Allowing is such a powerful lesson. During the pandemic I asked myself:
How can I allow more? How can I feel more? How can I surrender to this? Times of change can bring up such uncertainty and fear. You can wallow in the fear or you can choose a different path. I chose the path of letting it be.
Standing in Tadasana, the beautiful mountain, teaches me the power of surrender and allowing. The mountain is so powerful in its stillness and silence. It does not need to force or push. It does not need to hustle or control. It needs only to be.
Ask yourself: How can I practice surrender?

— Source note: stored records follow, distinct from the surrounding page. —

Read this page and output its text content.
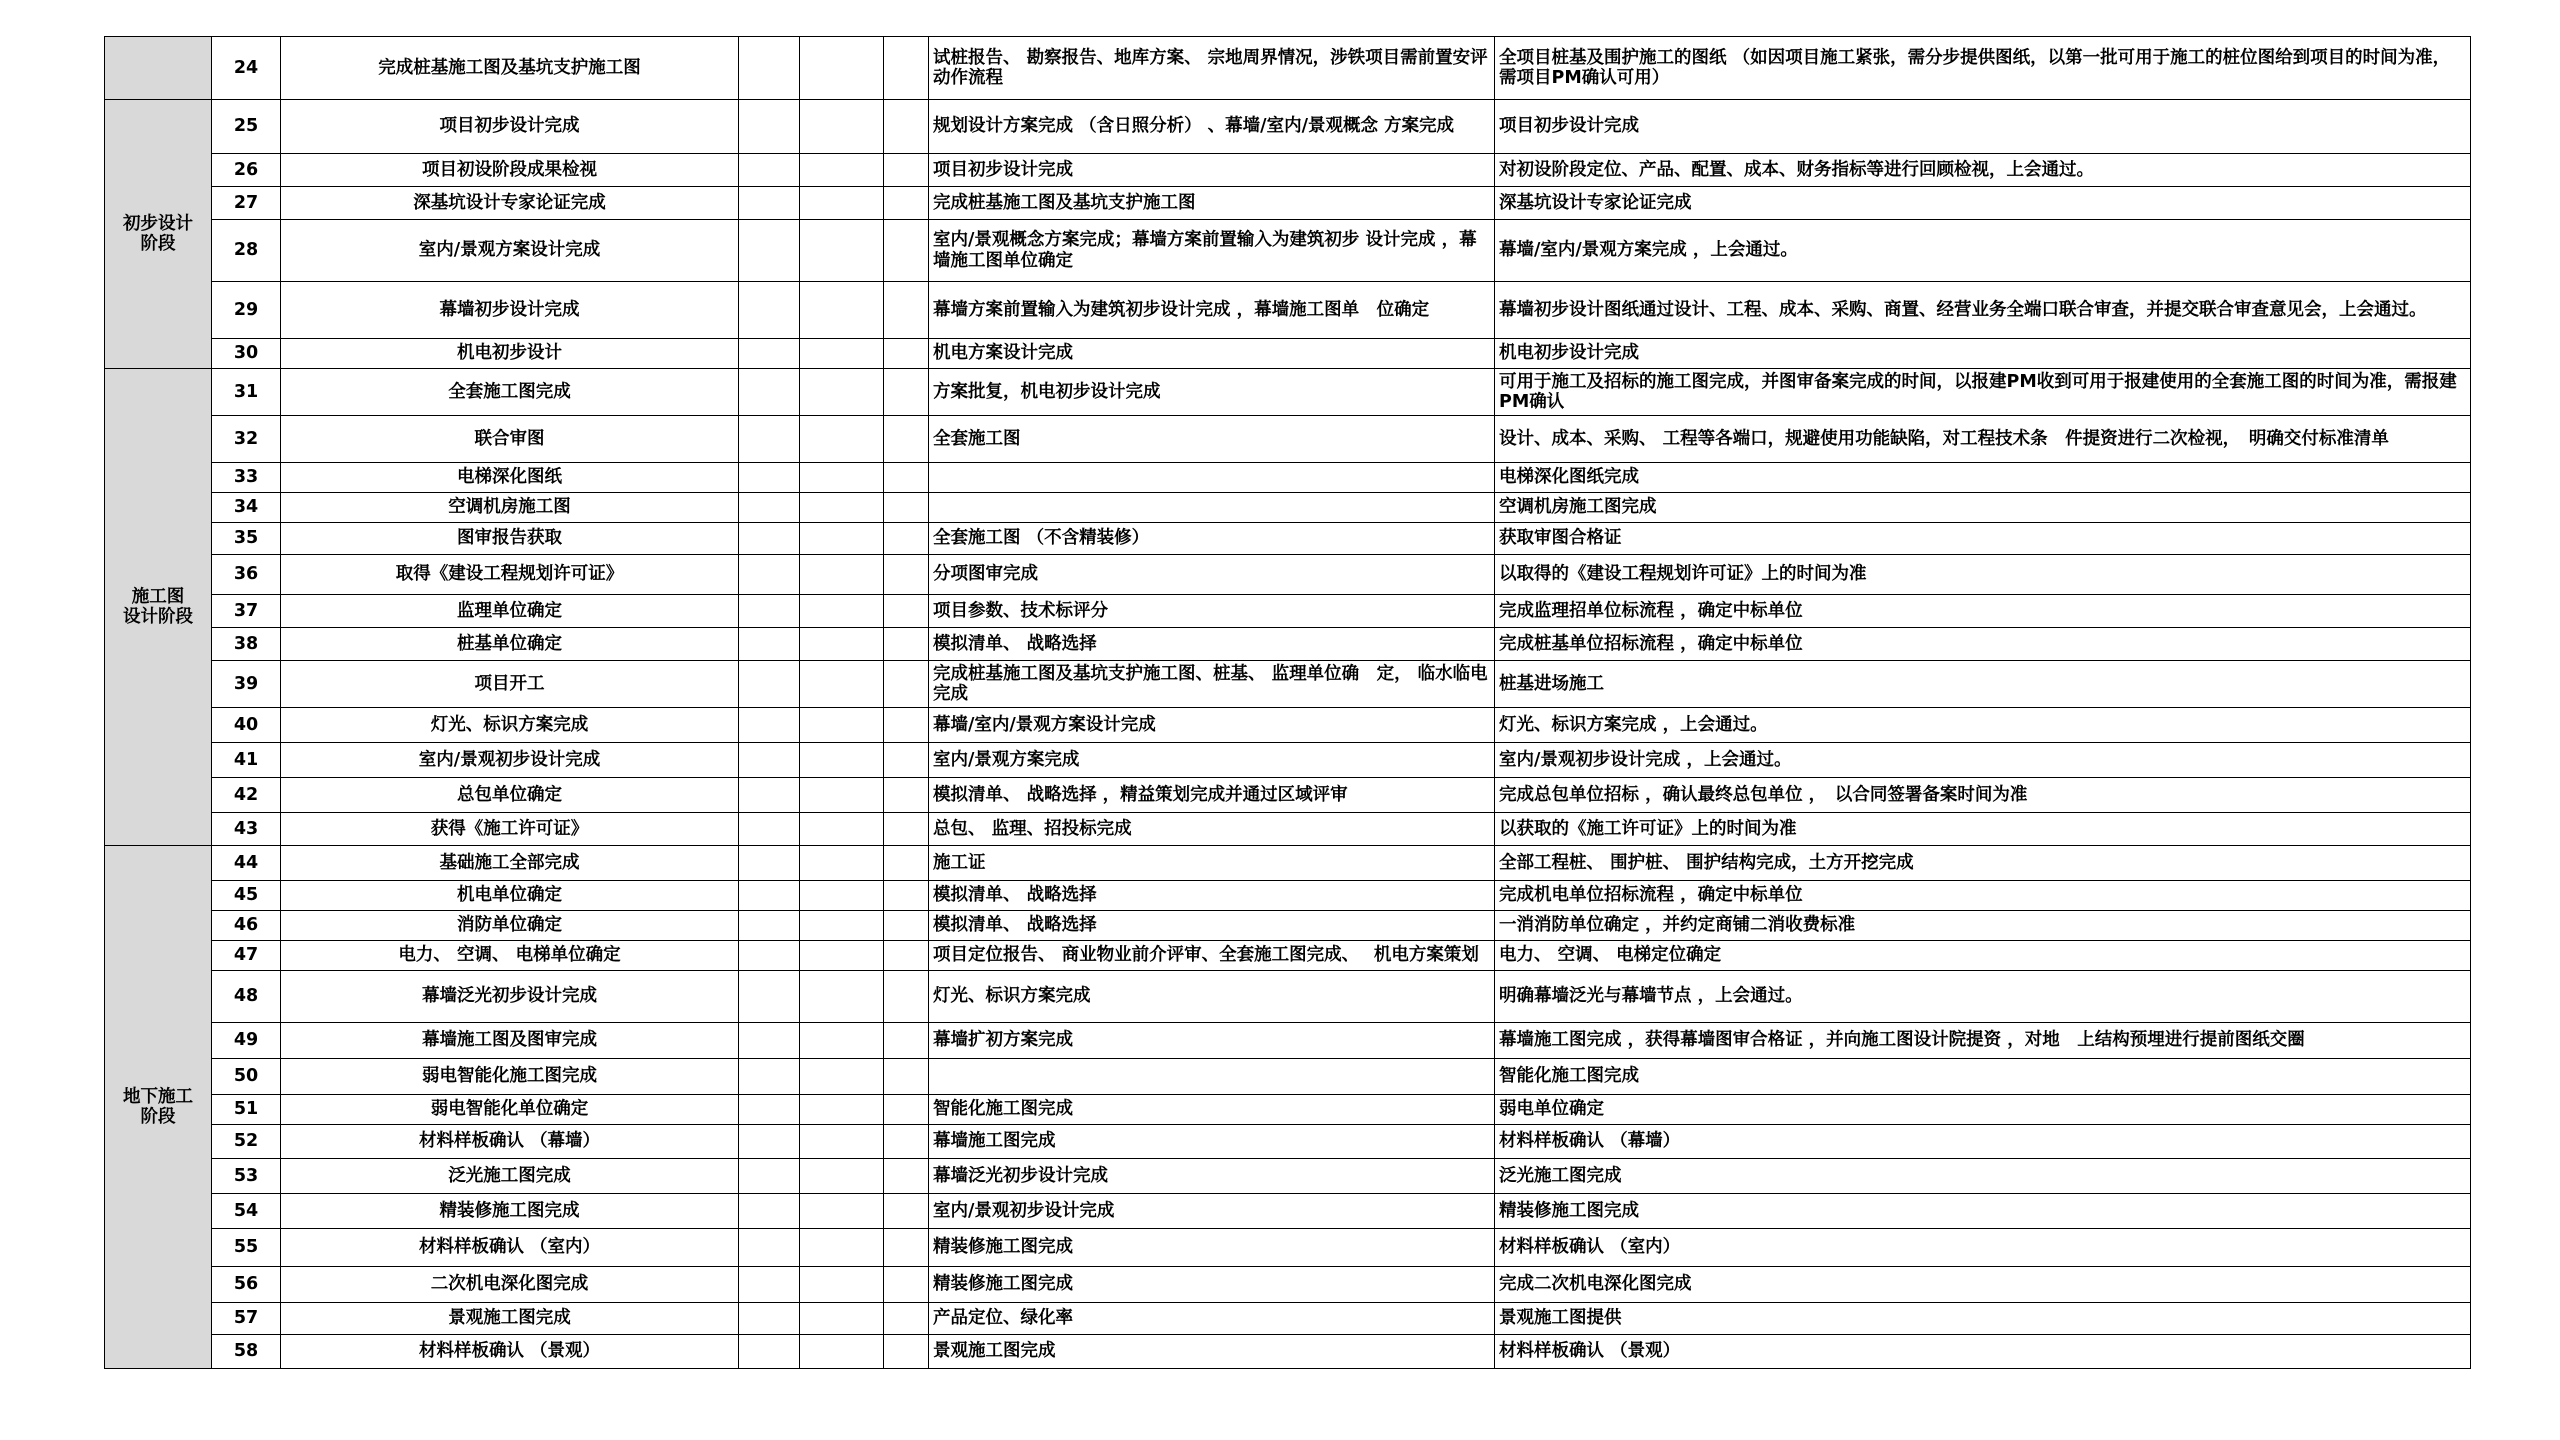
	24	完成桩基施工图及基坑支护施工图				试桩报告、 勘察报告、地库方案、 宗地周界情况，涉铁项目需前置安评动作流程	全项目桩基及围护施工的图纸 （如因项目施工紧张，需分步提供图纸，以第一批可用于施工的桩位图给到项目的时间为准，需项目PM确认可用）
初步设计
阶段	25	项目初步设计完成				规划设计方案完成 （含日照分析） 、幕墙/室内/景观概念 方案完成	项目初步设计完成
	26	项目初设阶段成果检视				项目初步设计完成	对初设阶段定位、产品、配置、成本、财务指标等进行回顾检视，上会通过。
	27	深基坑设计专家论证完成				完成桩基施工图及基坑支护施工图	深基坑设计专家论证完成
	28	室内/景观方案设计完成				室内/景观概念方案完成；幕墙方案前置输入为建筑初步 设计完成 ，幕墙施工图单位确定	幕墙/室内/景观方案完成 ，上会通过。
	29	幕墙初步设计完成				幕墙方案前置输入为建筑初步设计完成 ，幕墙施工图单　位确定	幕墙初步设计图纸通过设计、工程、成本、采购、商置、经营业务全端口联合审查，并提交联合审查意见会，上会通过。
	30	机电初步设计				机电方案设计完成	机电初步设计完成
施工图
设计阶段	31	全套施工图完成				方案批复，机电初步设计完成	可用于施工及招标的施工图完成，并图审备案完成的时间，以报建PM收到可用于报建使用的全套施工图的时间为准，需报建PM确认
	32	联合审图				全套施工图	设计、成本、采购、 工程等各端口，规避使用功能缺陷，对工程技术条　件提资进行二次检视，　明确交付标准清单
	33	电梯深化图纸					电梯深化图纸完成
	34	空调机房施工图					空调机房施工图完成
	35	图审报告获取				全套施工图 （不含精装修）	获取审图合格证
	36	取得《建设工程规划许可证》				分项图审完成	以取得的《建设工程规划许可证》上的时间为准
	37	监理单位确定				项目参数、技术标评分	完成监理招单位标流程 ，确定中标单位
	38	桩基单位确定				模拟清单、 战略选择	完成桩基单位招标流程 ，确定中标单位
	39	项目开工				完成桩基施工图及基坑支护施工图、桩基、 监理单位确　定， 临水临电完成	桩基进场施工
	40	灯光、标识方案完成				幕墙/室内/景观方案设计完成	灯光、标识方案完成 ，上会通过。
	41	室内/景观初步设计完成				室内/景观方案完成	室内/景观初步设计完成 ，上会通过。
	42	总包单位确定				模拟清单、 战略选择 ，精益策划完成并通过区域评审	完成总包单位招标 ，确认最终总包单位 ，　以合同签署备案时间为准
	43	获得《施工许可证》				总包、 监理、招投标完成	以获取的《施工许可证》上的时间为准
地下施工
阶段	44	基础施工全部完成				施工证	全部工程桩、 围护桩、 围护结构完成，土方开挖完成
	45	机电单位确定				模拟清单、 战略选择	完成机电单位招标流程 ，确定中标单位
	46	消防单位确定				模拟清单、 战略选择	一消消防单位确定 ，并约定商铺二消收费标准
	47	电力、 空调、 电梯单位确定				项目定位报告、 商业物业前介评审、全套施工图完成、　 机电方案策划	电力、 空调、 电梯定位确定
	48	幕墙泛光初步设计完成				灯光、标识方案完成	明确幕墙泛光与幕墙节点 ，上会通过。
	49	幕墙施工图及图审完成				幕墙扩初方案完成	幕墙施工图完成 ，获得幕墙图审合格证 ，并向施工图设计院提资 ，对地　上结构预埋进行提前图纸交圈
	50	弱电智能化施工图完成					智能化施工图完成
	51	弱电智能化单位确定				智能化施工图完成	弱电单位确定
	52	材料样板确认 （幕墙）				幕墙施工图完成	材料样板确认 （幕墙）
	53	泛光施工图完成				幕墙泛光初步设计完成	泛光施工图完成
	54	精装修施工图完成				室内/景观初步设计完成	精装修施工图完成
	55	材料样板确认 （室内）				精装修施工图完成	材料样板确认 （室内）
	56	二次机电深化图完成				精装修施工图完成	完成二次机电深化图完成
	57	景观施工图完成				产品定位、绿化率	景观施工图提供
	58	材料样板确认 （景观）				景观施工图完成	材料样板确认 （景观）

3. If your body wants to move, let it move
As the spring turned to summer and the summer faded into fall, I realised this was the longest I had ever been without practicing yoga. My bones felt it. My muscles felt it. But most of all I felt it in my heart. It felt like I was carrying a heavy bag of emotions across my shoulders. After I gave birth to my second daughter, I slowly started to re-introduce some movements, I did some light stretching and I started receiving weekly massages. As my muscles started to re-awaken I found myself yearning for a new kind of movement.
When I was a child I was a ballerina. I fell in love with ballet the first time I stepped into the dance studio. The soft, elegant movements have such a sweet place in my heart. During the pandemic, I suddenly found myself wanting to do a pas de bourrée in my kitchen. So I indulged in new movements. I listened to my body and let it move the way it wanted to move.
Sometimes I would go outside with my daughters and we would just turn on music and bounce around. Other times I found myself wanting to do movement more like Tai Chi and Qi Gong, practices I have never studied before. Still, I just allowed myself to move however I needed to move.
Then, one day, I walked down the hallway and from the corner of my eye I spotted my old yoga mat. I stared at it for a while like you stare at a long-lost friend, smiling as I knew it was calling my name. I knew at that moment it was time to get back on the mat.
But I am so grateful for the year I spent standing still.
Ask yourself: How does my body want me to move?